In Phoenix House Ltd v Stockman, the Employment Appeal Tribunal (EAT) has confirmed that covert recording of a meeting is not necessarily an act of gross misconduct entitling the employer to dismiss summarily.
The claimant, Ms Stockman, was employed at the respondent company. Following a restructure, she was placed into a more junior role, about which she raised a complaint to her line manager.
A meeting took place between senior members of her team, which the claimant interrupted. She demanded to know what was being discussed (on the basis she assumed it was about her complaint). When asked to leave, she refused to do so.
The claimant was subsequently called into a meeting with HR, at which she was informed that she would be disciplined. Unbeknownst to the company, the claimant recorded this meeting. The claimant raised a grievance and was subsequently dismissed. At this point, the company still did not know that she had recorded the meeting.
The claimant brought a successful unfair dismissal claim at tribunal, during which she produced the covert recording in support of her evidence. The tribunal allowed her to use the recording, but reduced her compensation by 10% on the basis of her conduct in covertly recording the meeting.
The company appealed, arguing that had it known that the claimant had covertly recorded the meeting, it would have dismissed her for gross misconduct (as covert recording involves dishonesty) and therefore her compensation should be reduced to nil.
The EAT rejected the company’s appeal. It held that covertly recording a meeting will generally amount to misconduct, but that it does not automatically undermine trust and confidence and is therefore not necessarily an act of gross misconduct.
The EAT gave some further guidance on covert recordings, explaining that the purpose of the recording, the subject matter of the recording and the employer’s attitude to covert recording will all be relevant factors in determining whether it amounts to gross misconduct or simply misconduct.
Here, the claimant had only recorded a personal meeting about her own employment, not a broader meeting containing confidential business information. There were a number of plausible reasons to record the meeting; simply to keep a personal record; to protect against misrepresentations as to what was said; or to enable her to obtain legal advice. These were legitimate reasons to record the meeting and so the tribunal was entitled to find that she did not record the meeting for entrapment purposes (which would more likely be gross misconduct).
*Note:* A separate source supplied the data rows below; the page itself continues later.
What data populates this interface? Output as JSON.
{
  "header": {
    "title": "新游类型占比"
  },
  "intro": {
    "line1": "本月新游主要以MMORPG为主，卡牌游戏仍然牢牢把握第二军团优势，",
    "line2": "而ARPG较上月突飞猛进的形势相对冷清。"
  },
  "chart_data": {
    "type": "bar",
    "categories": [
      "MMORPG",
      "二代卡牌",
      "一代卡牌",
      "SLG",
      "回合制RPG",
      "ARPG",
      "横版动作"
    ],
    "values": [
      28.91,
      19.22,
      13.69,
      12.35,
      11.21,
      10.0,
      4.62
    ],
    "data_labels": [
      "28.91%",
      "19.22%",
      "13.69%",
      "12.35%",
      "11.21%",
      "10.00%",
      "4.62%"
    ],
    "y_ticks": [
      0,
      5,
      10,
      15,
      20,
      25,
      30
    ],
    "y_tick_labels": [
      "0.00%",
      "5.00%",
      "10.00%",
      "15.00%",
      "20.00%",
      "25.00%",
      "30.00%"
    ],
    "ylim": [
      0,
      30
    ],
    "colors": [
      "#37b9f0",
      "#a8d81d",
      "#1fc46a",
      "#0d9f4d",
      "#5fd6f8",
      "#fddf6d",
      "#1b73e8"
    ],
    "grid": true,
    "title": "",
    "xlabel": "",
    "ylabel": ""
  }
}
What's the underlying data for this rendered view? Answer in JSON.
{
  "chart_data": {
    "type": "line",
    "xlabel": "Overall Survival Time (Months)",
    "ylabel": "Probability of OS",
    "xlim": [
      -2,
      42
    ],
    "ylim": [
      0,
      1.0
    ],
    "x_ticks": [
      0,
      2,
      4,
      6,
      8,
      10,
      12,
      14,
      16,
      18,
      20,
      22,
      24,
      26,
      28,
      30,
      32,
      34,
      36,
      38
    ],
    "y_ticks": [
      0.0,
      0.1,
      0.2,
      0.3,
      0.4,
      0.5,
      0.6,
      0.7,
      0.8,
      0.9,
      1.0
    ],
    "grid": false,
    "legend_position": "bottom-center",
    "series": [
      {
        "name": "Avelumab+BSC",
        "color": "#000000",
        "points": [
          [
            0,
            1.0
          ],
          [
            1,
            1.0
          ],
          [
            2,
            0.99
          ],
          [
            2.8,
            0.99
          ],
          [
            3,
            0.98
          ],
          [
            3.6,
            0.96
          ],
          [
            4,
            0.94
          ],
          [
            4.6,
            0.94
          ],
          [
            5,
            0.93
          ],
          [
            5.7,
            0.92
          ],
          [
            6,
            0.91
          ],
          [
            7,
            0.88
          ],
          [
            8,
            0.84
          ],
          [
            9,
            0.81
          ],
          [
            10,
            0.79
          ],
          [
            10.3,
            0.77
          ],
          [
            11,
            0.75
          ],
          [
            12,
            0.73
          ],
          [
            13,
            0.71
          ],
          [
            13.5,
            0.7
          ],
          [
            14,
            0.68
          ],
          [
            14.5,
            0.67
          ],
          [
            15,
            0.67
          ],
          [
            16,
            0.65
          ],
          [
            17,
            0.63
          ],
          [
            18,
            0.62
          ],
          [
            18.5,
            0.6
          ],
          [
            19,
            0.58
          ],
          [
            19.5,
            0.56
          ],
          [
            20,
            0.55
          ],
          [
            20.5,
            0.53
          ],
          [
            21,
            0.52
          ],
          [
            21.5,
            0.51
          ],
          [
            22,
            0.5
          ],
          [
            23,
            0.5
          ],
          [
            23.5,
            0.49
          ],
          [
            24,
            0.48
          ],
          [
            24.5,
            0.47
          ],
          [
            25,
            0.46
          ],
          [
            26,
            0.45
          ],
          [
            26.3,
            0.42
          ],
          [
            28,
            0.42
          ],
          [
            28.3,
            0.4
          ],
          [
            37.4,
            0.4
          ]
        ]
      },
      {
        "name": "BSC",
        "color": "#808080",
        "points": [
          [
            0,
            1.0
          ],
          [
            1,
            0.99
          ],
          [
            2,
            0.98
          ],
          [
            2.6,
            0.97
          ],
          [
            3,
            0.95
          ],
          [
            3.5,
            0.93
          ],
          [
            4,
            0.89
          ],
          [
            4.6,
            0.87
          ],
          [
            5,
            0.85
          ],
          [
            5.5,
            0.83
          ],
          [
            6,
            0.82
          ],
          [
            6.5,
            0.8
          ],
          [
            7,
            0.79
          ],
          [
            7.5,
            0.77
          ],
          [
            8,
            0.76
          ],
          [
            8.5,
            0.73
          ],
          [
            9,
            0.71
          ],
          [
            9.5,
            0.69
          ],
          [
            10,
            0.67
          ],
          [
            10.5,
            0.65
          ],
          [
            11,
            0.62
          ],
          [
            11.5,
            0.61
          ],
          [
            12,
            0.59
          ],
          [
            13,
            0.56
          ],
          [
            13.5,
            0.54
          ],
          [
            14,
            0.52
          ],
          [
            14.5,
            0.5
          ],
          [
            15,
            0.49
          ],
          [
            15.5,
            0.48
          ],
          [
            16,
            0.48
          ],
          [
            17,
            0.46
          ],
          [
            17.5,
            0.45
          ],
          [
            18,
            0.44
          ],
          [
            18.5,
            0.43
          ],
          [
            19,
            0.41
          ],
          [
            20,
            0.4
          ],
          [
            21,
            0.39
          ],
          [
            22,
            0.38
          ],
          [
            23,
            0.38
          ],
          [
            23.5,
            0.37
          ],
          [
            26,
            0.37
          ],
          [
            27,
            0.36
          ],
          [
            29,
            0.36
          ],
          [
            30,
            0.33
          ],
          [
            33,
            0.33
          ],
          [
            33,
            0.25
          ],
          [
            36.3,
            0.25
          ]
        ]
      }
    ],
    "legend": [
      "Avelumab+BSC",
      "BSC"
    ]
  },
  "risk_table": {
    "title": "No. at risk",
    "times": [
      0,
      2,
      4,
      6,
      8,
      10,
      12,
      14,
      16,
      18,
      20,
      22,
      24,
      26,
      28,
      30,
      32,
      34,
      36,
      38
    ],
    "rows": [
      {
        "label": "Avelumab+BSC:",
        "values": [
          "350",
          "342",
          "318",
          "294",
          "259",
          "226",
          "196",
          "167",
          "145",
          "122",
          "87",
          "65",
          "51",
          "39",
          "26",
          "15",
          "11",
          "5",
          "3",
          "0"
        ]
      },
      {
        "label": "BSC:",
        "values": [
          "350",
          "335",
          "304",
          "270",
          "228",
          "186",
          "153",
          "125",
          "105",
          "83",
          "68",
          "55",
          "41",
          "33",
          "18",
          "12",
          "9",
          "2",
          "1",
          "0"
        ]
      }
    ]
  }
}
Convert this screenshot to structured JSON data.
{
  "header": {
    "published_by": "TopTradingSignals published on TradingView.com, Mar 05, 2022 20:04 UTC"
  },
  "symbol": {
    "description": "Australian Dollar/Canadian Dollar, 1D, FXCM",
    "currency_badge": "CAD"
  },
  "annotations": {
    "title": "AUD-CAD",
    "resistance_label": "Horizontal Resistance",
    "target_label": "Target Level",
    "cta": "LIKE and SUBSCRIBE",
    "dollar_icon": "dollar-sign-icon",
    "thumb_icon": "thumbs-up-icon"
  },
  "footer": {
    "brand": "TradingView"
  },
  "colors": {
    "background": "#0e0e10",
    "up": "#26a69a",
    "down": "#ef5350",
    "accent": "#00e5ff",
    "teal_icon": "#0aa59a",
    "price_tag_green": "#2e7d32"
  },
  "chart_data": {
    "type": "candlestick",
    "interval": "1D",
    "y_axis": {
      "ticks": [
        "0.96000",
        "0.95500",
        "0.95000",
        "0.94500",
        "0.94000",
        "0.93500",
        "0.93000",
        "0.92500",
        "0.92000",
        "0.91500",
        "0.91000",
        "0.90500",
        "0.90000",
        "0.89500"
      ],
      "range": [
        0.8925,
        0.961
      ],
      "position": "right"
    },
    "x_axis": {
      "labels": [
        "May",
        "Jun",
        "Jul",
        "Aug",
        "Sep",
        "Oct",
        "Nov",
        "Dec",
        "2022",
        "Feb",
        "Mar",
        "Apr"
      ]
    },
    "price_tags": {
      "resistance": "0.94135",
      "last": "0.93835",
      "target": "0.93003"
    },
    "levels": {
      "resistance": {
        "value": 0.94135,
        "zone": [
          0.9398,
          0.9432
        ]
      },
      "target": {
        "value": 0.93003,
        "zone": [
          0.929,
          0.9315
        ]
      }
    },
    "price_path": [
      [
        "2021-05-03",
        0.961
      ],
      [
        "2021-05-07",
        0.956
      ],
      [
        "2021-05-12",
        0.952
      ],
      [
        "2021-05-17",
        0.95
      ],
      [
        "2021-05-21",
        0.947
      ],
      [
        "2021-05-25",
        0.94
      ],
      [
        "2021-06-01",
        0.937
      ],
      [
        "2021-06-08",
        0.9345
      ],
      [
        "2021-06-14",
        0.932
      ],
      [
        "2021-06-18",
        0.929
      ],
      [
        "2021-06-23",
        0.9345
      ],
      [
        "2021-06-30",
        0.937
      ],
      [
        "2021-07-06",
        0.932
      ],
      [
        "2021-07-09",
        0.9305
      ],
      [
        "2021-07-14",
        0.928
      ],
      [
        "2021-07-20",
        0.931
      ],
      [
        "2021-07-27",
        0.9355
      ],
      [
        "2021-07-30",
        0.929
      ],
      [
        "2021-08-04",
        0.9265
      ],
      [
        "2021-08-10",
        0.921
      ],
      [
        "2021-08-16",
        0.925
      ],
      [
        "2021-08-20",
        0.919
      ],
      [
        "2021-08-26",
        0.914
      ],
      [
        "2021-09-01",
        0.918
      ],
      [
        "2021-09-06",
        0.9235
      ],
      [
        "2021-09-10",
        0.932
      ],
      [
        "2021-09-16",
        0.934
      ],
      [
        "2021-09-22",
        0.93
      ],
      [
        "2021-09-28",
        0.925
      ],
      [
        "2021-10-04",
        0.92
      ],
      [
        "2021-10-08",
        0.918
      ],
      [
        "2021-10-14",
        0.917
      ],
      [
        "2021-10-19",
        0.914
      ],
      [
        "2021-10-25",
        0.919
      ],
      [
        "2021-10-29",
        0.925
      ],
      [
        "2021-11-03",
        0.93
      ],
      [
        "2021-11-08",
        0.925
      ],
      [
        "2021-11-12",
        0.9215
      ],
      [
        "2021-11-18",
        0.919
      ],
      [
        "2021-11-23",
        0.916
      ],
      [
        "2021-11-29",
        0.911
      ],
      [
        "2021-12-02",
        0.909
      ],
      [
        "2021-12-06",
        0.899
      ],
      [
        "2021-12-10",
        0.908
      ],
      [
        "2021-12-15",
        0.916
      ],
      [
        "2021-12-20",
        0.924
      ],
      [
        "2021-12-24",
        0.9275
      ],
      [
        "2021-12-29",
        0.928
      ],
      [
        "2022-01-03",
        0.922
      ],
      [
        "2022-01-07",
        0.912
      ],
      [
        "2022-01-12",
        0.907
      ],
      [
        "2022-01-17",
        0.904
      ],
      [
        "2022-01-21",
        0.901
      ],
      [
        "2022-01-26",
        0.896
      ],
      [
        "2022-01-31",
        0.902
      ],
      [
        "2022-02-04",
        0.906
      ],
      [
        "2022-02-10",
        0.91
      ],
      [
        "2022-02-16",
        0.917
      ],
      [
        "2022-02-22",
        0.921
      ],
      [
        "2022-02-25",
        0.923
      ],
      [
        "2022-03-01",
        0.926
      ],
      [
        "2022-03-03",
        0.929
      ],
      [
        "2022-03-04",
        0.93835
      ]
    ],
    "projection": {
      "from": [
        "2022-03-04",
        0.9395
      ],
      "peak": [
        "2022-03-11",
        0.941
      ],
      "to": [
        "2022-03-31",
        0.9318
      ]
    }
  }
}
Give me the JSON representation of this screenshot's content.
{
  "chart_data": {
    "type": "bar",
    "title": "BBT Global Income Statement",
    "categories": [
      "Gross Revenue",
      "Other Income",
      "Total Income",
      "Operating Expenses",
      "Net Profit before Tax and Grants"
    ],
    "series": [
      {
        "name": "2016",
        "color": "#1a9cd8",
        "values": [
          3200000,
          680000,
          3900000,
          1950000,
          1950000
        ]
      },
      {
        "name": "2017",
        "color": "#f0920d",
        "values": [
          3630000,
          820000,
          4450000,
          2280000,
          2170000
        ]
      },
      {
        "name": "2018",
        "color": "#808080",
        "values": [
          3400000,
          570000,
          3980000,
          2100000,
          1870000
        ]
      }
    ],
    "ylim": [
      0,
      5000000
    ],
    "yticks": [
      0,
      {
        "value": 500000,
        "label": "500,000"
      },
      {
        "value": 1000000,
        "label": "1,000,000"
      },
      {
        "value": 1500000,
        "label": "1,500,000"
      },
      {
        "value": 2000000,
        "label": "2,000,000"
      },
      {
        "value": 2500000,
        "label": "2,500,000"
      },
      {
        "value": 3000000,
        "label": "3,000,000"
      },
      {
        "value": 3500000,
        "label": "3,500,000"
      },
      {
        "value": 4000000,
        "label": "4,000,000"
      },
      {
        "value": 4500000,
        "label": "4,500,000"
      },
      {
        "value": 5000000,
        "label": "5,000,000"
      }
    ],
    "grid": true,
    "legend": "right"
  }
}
The tribunal was therefore entitled to find that it was unlikely that the company would have dismissed the claimant fairly for covertly recording the meeting had it known at the time and compensation should not be reduced further.
Employers should not assume that all acts of dishonesty amount to gross misconduct – all factors should be considered before arriving at that conclusion. It would be sensible for employers to check their disciplinary policies to make sure that covert recordings are referenced as acts of misconduct or gross misconduct.
An employer might also be tempted to ask employees before private meetings to confirm that they are not taking a recording. However, there is a danger that this might backfire by planting an idea in an employee’s head which was not already there.